By ADAM GIFFORD
GLOBAL executive search firm Korn/Ferry International has opened an Auckland office by the Viaduct Basin.
New Zealand operations vice president Annika Streefland says servicing the country out of the Wellington office was getting inconvenient.
"Half our work was always in Auckland. The way New Zealand is, you have to be in both places if you are serious," Ms Streefland says.
"We are a global firm. In Australasia we wanted to put our foot on key cities."
The expansion is a sign of confidence in New Zealand and reflects the needs of global firms expanding into this country which need seasoned executives.
"As a firm we believe in New Zealand, we believe it will grow, there's a lot of innovation here and it's essential to the sub region of Australasia," she says.

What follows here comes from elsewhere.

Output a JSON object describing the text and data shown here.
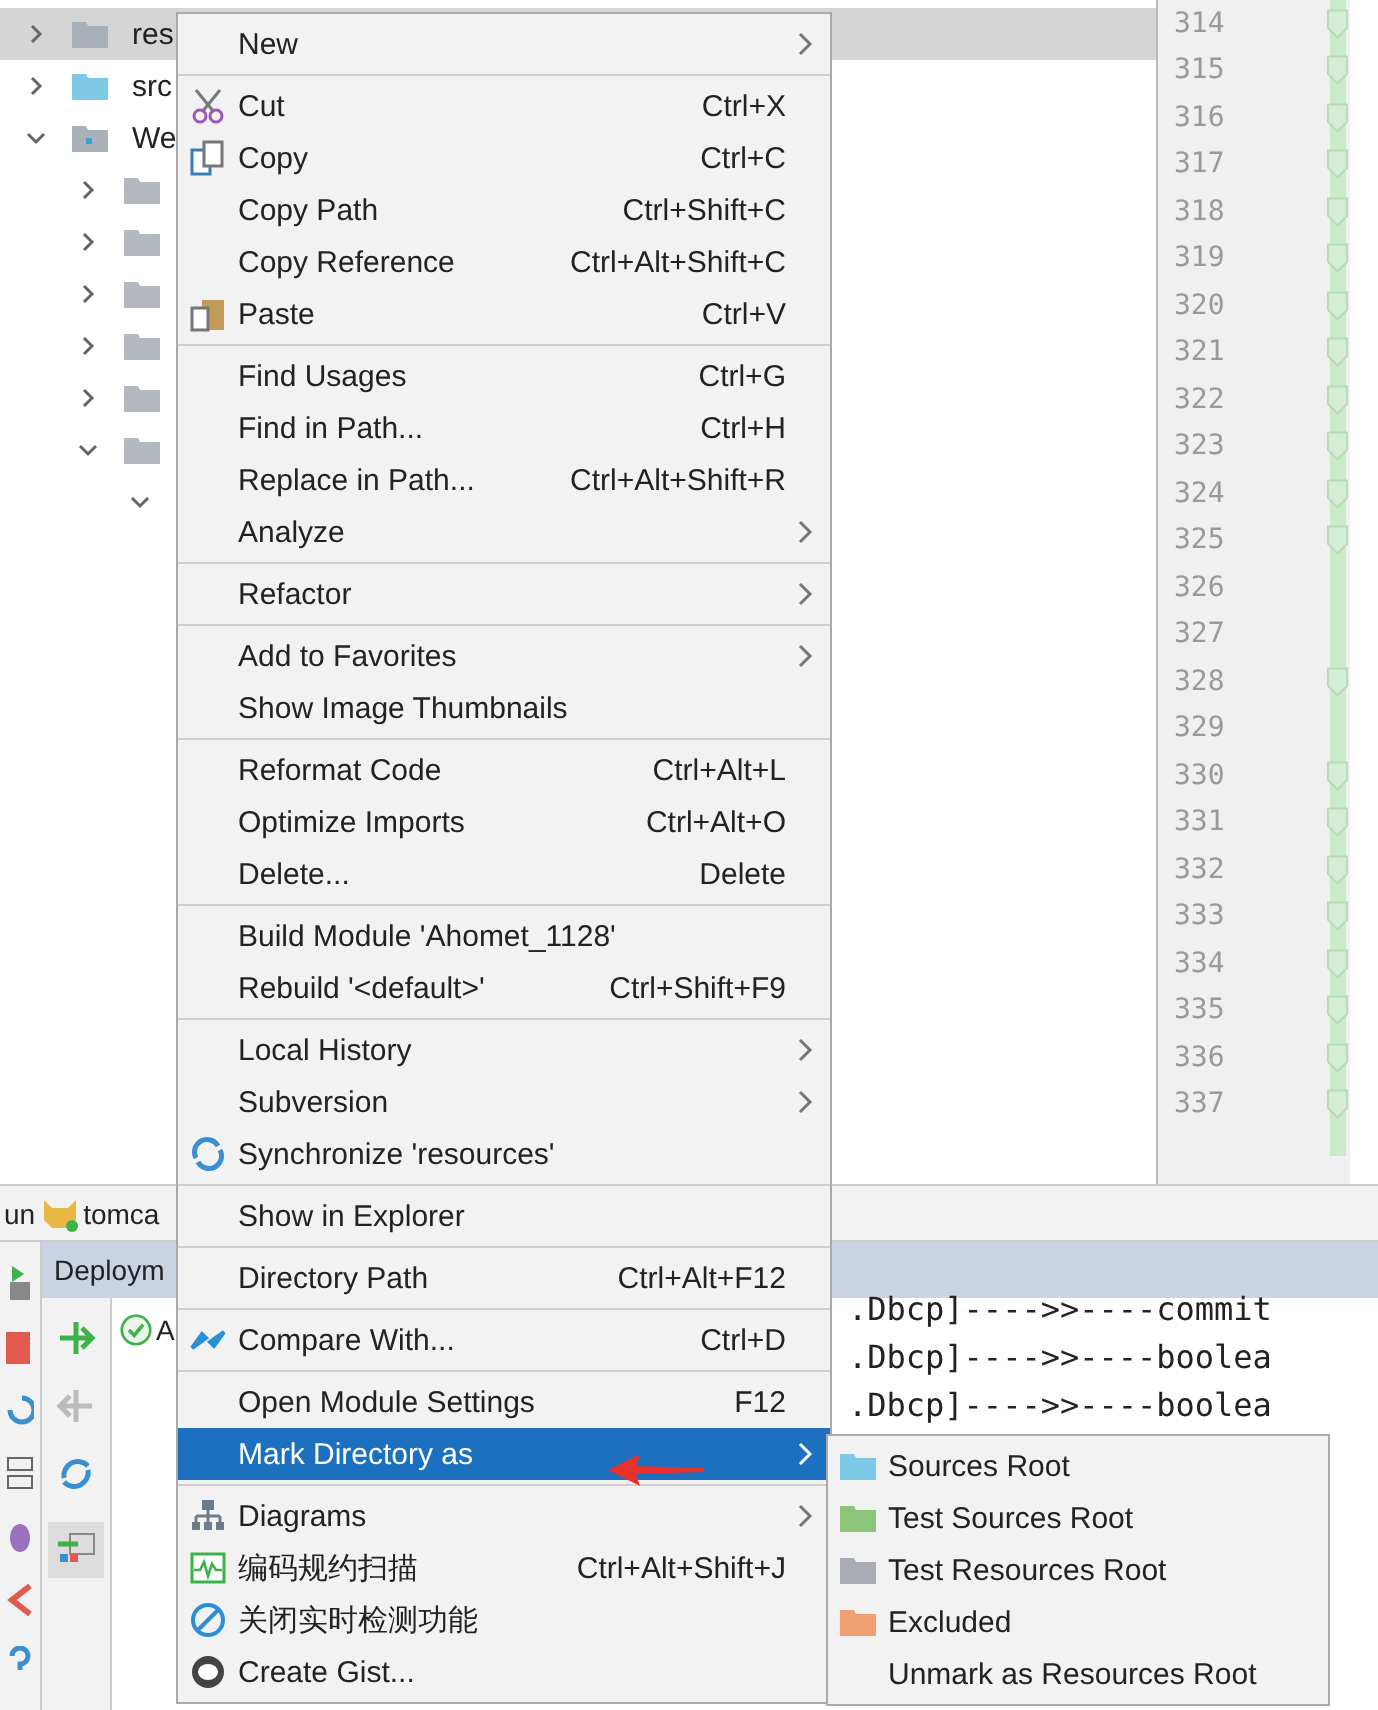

Korn/Ferry is one of a small group of companies which service the top end of the global recruitment market.
Ms Streefland says her firm fills between 30 and 40 positions a year at the board chairman, chief executive or national manager level, and at second-tier management level such as chief financial officers or chief information officers.
"There's a huge amount of work with one CEO appointment. We have to look offshore as well as New Zealand. It's a long process with a lot of research involved."
The company tends not to advertise for positions.
"For jobs paying beyond $150,000, the people who might respond are not the people you are targeting. We're targeting people who are performing very well thank you in their current role. They're satisfied. We look for the best."
That means constant research, maintaining a global database of the performance of individuals, including those who may be coming up through organisations.
"If we are looking for a director of marketing, we would say 'what competitors do that well and who are the most innovative, the most effective, who has the most potential with leadership skills?'"
Picking leaders is no easy task.
"You can take a highly intelligent person and put them in a leadership role and they could fail.
"Leadership tends to be around emotional intelligence - self awareness, self control, the ability to build positive relationships with people, someone who can convey a vision."
She says the salaries New Zealand-based companies can afford to pay are " a problem because we're playing in an Australasian skill market, even at the CFO level.
"What we could offer was a better tax rate, but that's fast becoming history. We can offer more breadth in role than offshore companies, but the way we attract talent is often just family reasons - it's a good country to raise a family."
Salaries are not exceptional here, she says, and this country needs to attract world-class talent, "be they New Zealanders or other nationalities."
Ms Streefland says the resourcefulness and energy of many New Zealanders also makes them targets for poaching across the Tasman or further afield.